Semi-implicit methods for the dynamics of elastic sheets

•We present efficient semi-implicit algorithms for the dynamics of elastic sheets.•The triangular lattice algorithm was found to be unconditionally stable.•The finite-difference algorithm is stable for large time steps.•We find transitions from periodic to chaotic dynamics as key parameters are varied. Recent applications (e.g. active gels and self-assembly of elastic sheets) motivate the need to efficiently simulate the dynamics of thin elastic sheets. We present semi-implicit time stepping algorithms to improve the time step constraints that arise in explicit methods while avoiding much of the complexity of fully-implicit approaches.

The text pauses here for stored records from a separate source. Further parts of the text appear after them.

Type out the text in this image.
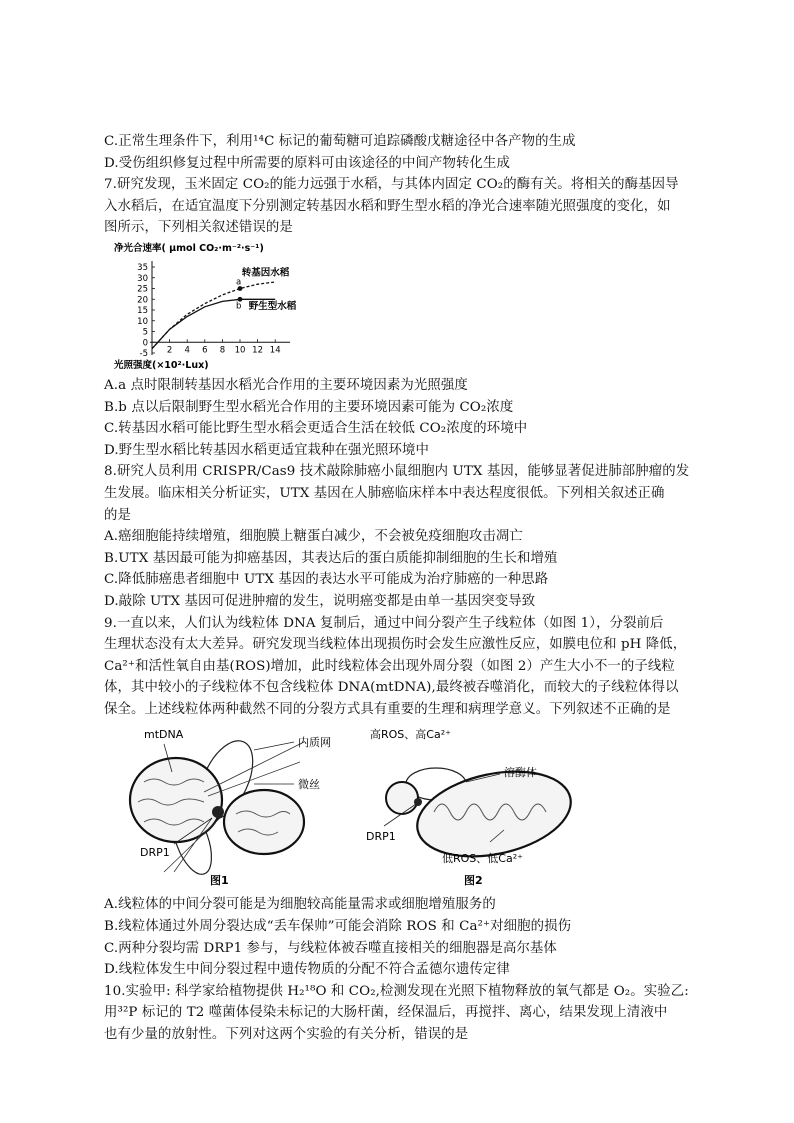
C.正常生理条件下，利用¹⁴C 标记的葡萄糖可追踪磷酸戊糖途径中各产物的生成
D.受伤组织修复过程中所需要的原料可由该途径的中间产物转化生成
7.研究发现，玉米固定 CO₂的能力远强于水稻，与其体内固定 CO₂的酶有关。将相关的酶基因导
入水稻后，在适宜温度下分别测定转基因水稻和野生型水稻的净光合速率随光照强度的变化，如
图所示，下列相关叙述错误的是
净光合速率( μmol CO₂·m⁻²·s⁻¹)
-5
0
5
10
15
20
25
30
35
2 4 6 8 10 12 14
光照强度(×10²·Lux)
转基因水稻
野生型水稻
a
b
A.a 点时限制转基因水稻光合作用的主要环境因素为光照强度
B.b 点以后限制野生型水稻光合作用的主要环境因素可能为 CO₂浓度
C.转基因水稻可能比野生型水稻会更适合生活在较低 CO₂浓度的环境中
D.野生型水稻比转基因水稻更适宜栽种在强光照环境中
8.研究人员利用 CRISPR/Cas9 技术敲除肺癌小鼠细胞内 UTX 基因，能够显著促进肺部肿瘤的发
生发展。临床相关分析证实，UTX 基因在人肺癌临床样本中表达程度很低。下列相关叙述正确
的是
A.癌细胞能持续增殖，细胞膜上糖蛋白减少，不会被免疫细胞攻击凋亡
B.UTX 基因最可能为抑癌基因，其表达后的蛋白质能抑制细胞的生长和增殖
C.降低肺癌患者细胞中 UTX 基因的表达水平可能成为治疗肺癌的一种思路
D.敲除 UTX 基因可促进肿瘤的发生，说明癌变都是由单一基因突变导致
9.一直以来，人们认为线粒体 DNA 复制后，通过中间分裂产生子线粒体（如图 1），分裂前后
生理状态没有太大差异。研究发现当线粒体出现损伤时会发生应激性反应，如膜电位和 pH 降低，
Ca²⁺和活性氧自由基(ROS)增加，此时线粒体会出现外周分裂（如图 2）产生大小不一的子线粒
体，其中较小的子线粒体不包含线粒体 DNA(mtDNA),最终被吞噬消化，而较大的子线粒体得以
保全。上述线粒体两种截然不同的分裂方式具有重要的生理和病理学意义。下列叙述不正确的是
mtDNA
内质网
微丝
DRP1
图1
高ROS、高Ca²⁺
溶酶体
DRP1
低ROS、低Ca²⁺
图2
A.线粒体的中间分裂可能是为细胞较高能量需求或细胞增殖服务的
B.线粒体通过外周分裂达成“丢车保帅”可能会消除 ROS 和 Ca²⁺对细胞的损伤
C.两种分裂均需 DRP1 参与，与线粒体被吞噬直接相关的细胞器是高尔基体
D.线粒体发生中间分裂过程中遗传物质的分配不符合孟德尔遗传定律
10.实验甲: 科学家给植物提供 H₂¹⁸O 和 CO₂,检测发现在光照下植物释放的氧气都是 O₂。实验乙:
用³²P 标记的 T2 噬菌体侵染未标记的大肠杆菌，经保温后，再搅拌、离心，结果发现上清液中
也有少量的放射性。下列对这两个实验的有关分析，错误的是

For a triangular lattice discretization with stretching and bending springs, our semi-implicit approach involves discrete Laplacian and biharmonic operators, and is stable for all time steps in the case of overdamped dynamics. For a more general finite-difference formulation that can allow for general elastic constants, we use the analogous approach on a square grid, and find that the largest stable time step is two to three orders of magnitude greater than for an explicit scheme. For a model problem with a radial traveling wave form of the reference metric, we find transitions from quasi-periodic to chaotic dynamics as the sheet thickness is reduced, wave amplitude is increased, and damping constant is reduced.